In olden times, faculty at many colleges weren't expected to try to live on their salaries. They had taken vows of poverty (literally!), or were the slumming rich, or were sustained by their families with considerable embarrassment. The emergence of a professional faculty on any significant scale was a twentieth century phenomenon. While it's not without its costs – again, I may have mentioned some of those once or twice – the emergence of a professional faculty allows for people other than the slumming rich to teach. This is no small thing.

The underlying assumption of the Rio model seems to be that education is training, and nothing more. It can be reduced to standardized modules that anybody can deliver at any time. If education really is just training, then who needs full-time faculty?

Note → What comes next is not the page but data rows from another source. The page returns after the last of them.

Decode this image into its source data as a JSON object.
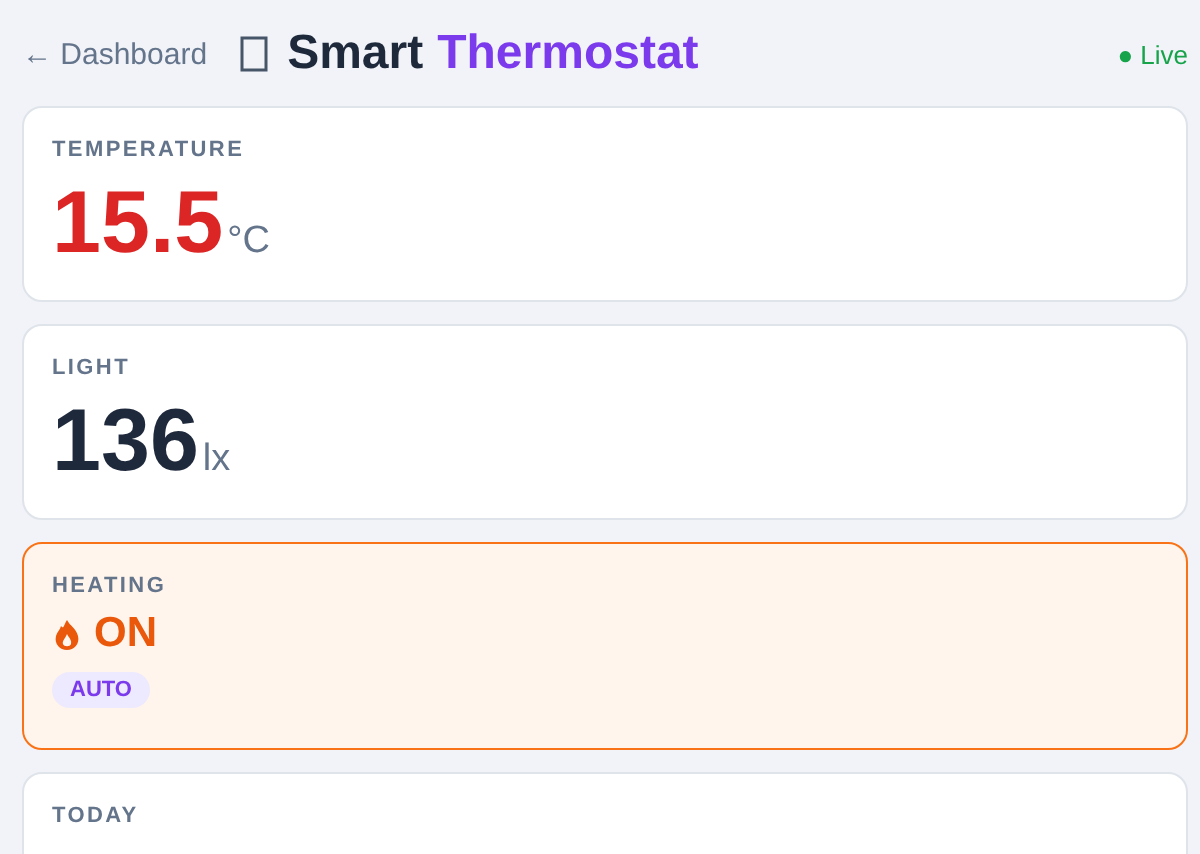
{
  "header": {
    "back_link": "← Dashboard",
    "title_plain": "Smart",
    "title_accent": "Thermostat",
    "status": "● Live"
  },
  "cards": [
    {
      "kind": "reading",
      "label": "TEMPERATURE",
      "value": "15.5",
      "unit": "°C",
      "color": "#dc2626"
    },
    {
      "kind": "reading",
      "label": "LIGHT",
      "value": "136",
      "unit": "lx",
      "color": "#1e293b"
    },
    {
      "kind": "status",
      "label": "HEATING",
      "value": "ON",
      "on": true,
      "badge": "AUTO"
    },
    {
      "kind": "heading",
      "label": "TODAY"
    }
  ]
}
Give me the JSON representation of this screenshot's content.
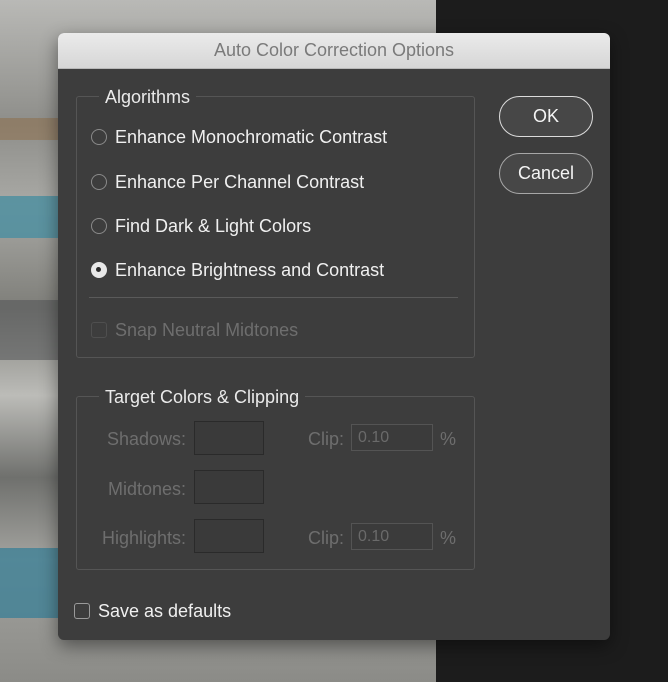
{
  "dialog": {
    "title": "Auto Color Correction Options"
  },
  "algorithms": {
    "title": "Algorithms",
    "options": [
      {
        "label": "Enhance Monochromatic Contrast",
        "selected": false
      },
      {
        "label": "Enhance Per Channel Contrast",
        "selected": false
      },
      {
        "label": "Find Dark & Light Colors",
        "selected": false
      },
      {
        "label": "Enhance Brightness and Contrast",
        "selected": true
      }
    ],
    "snap_label": "Snap Neutral Midtones",
    "snap_checked": false,
    "snap_enabled": false
  },
  "target": {
    "title": "Target Colors & Clipping",
    "shadows_label": "Shadows:",
    "midtones_label": "Midtones:",
    "highlights_label": "Highlights:",
    "clip_label": "Clip:",
    "shadows_clip": "0.10",
    "highlights_clip": "0.10",
    "percent": "%"
  },
  "buttons": {
    "ok": "OK",
    "cancel": "Cancel"
  },
  "save_defaults": {
    "label": "Save as defaults",
    "checked": false
  },
  "colors": {
    "dialog_bg": "#3d3d3d",
    "titlebar_bg": "#e0e0e0",
    "disabled_text": "#6e6e6e"
  }
}
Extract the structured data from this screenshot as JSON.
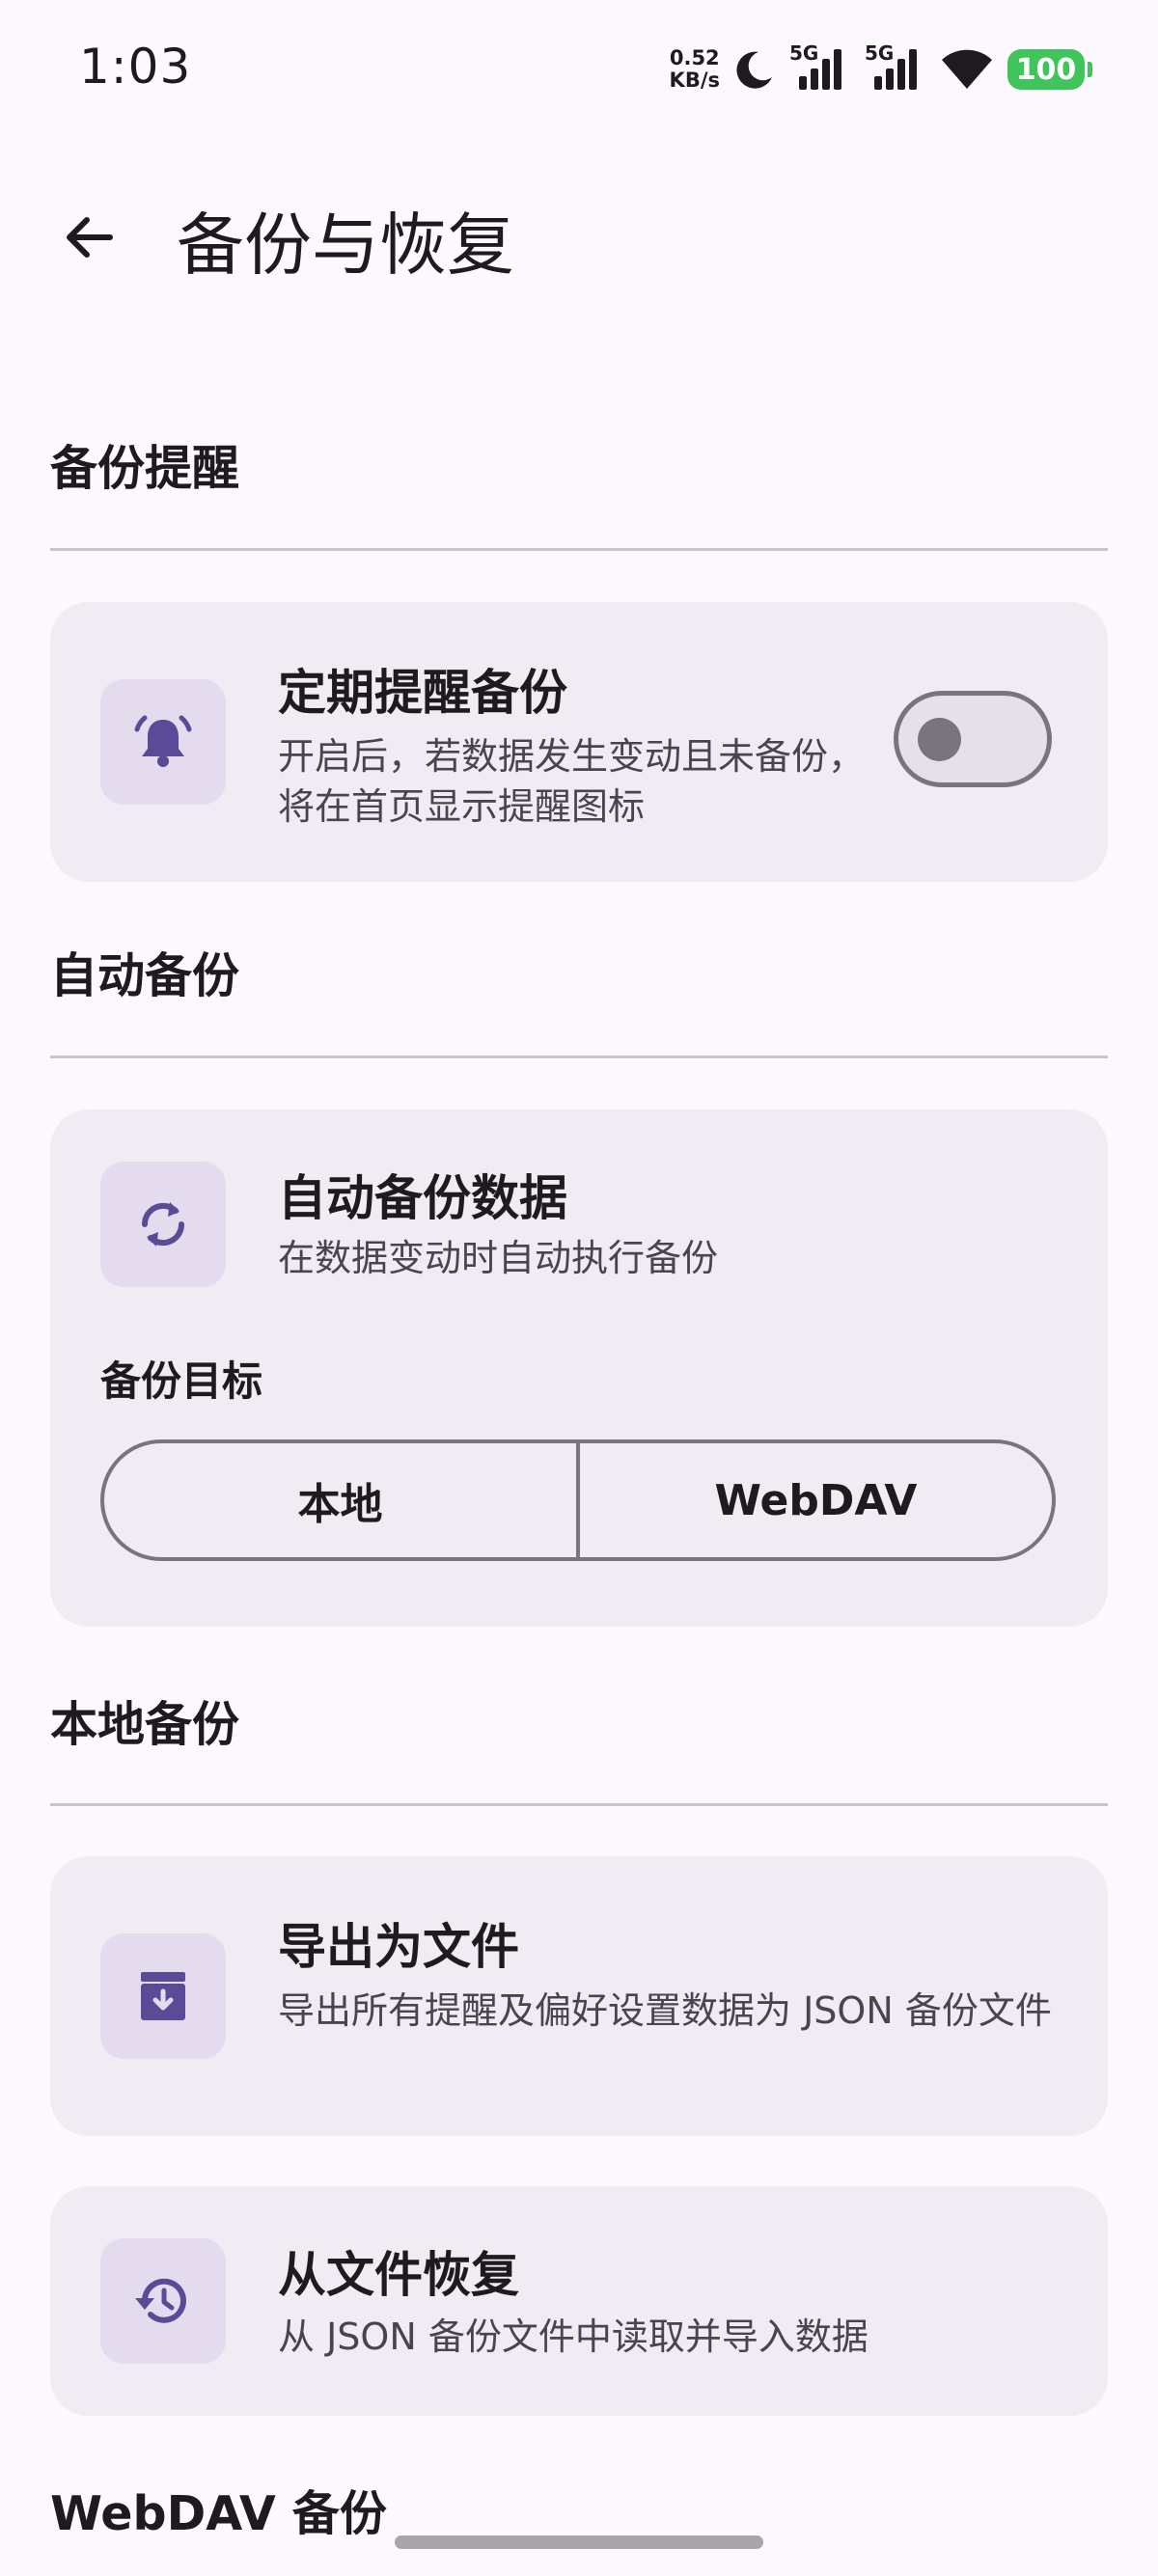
{
  "status_bar": {
    "time": "1:03",
    "net_speed_value": "0.52",
    "net_speed_unit": "KB/s",
    "signal1": "5G",
    "signal2": "5G",
    "battery": "100"
  },
  "app_bar": {
    "title": "备份与恢复"
  },
  "sections": {
    "reminder": {
      "title": "备份提醒"
    },
    "auto": {
      "title": "自动备份"
    },
    "local": {
      "title": "本地备份"
    },
    "webdav": {
      "title": "WebDAV 备份"
    }
  },
  "reminder_card": {
    "title": "定期提醒备份",
    "desc": "开启后，若数据发生变动且未备份，将在首页显示提醒图标",
    "toggle_on": false
  },
  "auto_card": {
    "title": "自动备份数据",
    "desc": "在数据变动时自动执行备份",
    "target_label": "备份目标",
    "targets": [
      "本地",
      "WebDAV"
    ]
  },
  "export_card": {
    "title": "导出为文件",
    "desc": "导出所有提醒及偏好设置数据为 JSON 备份文件"
  },
  "restore_card": {
    "title": "从文件恢复",
    "desc": "从 JSON 备份文件中读取并导入数据"
  },
  "colors": {
    "accent": "#6750a4",
    "card_bg": "#f1ecf4",
    "icon_bg": "#e4dcee",
    "background": "#fcf8fd",
    "battery": "#3fc55c"
  }
}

IHE published a truly stupid report yesterday saying that employers find graduates of two-year colleges less capable than grads of four-year colleges. (One possible explanation: maybe some learning occurs in those third and fourth years?) Still, the nugget of value in the report was that employers are finding that the technical skills with which grads are armed are generally pretty good; the 'general education' skills are where they fall down. In other words, they're pretty well trained, but they aren't educated. To me, that's the logical consequence of treating higher education as nothing more than job training.

Back at Proprietary U, students frequently asked me why they had to take Gen Ed classes (such as mine). I responded that your technical skill gets you your first job, but your communication skills get you promotions. If we academics don't want the rest of academia to follow the Wal-Mart/Rio Salado model, we need to start making a serious case about the economic value of actual education, taught by actual educators. This isn't just self-interest; the Rio model still needs administrators, so I'd be fine. It's a recognition of what can happen if we start to mistake the periphery of what we do for the core.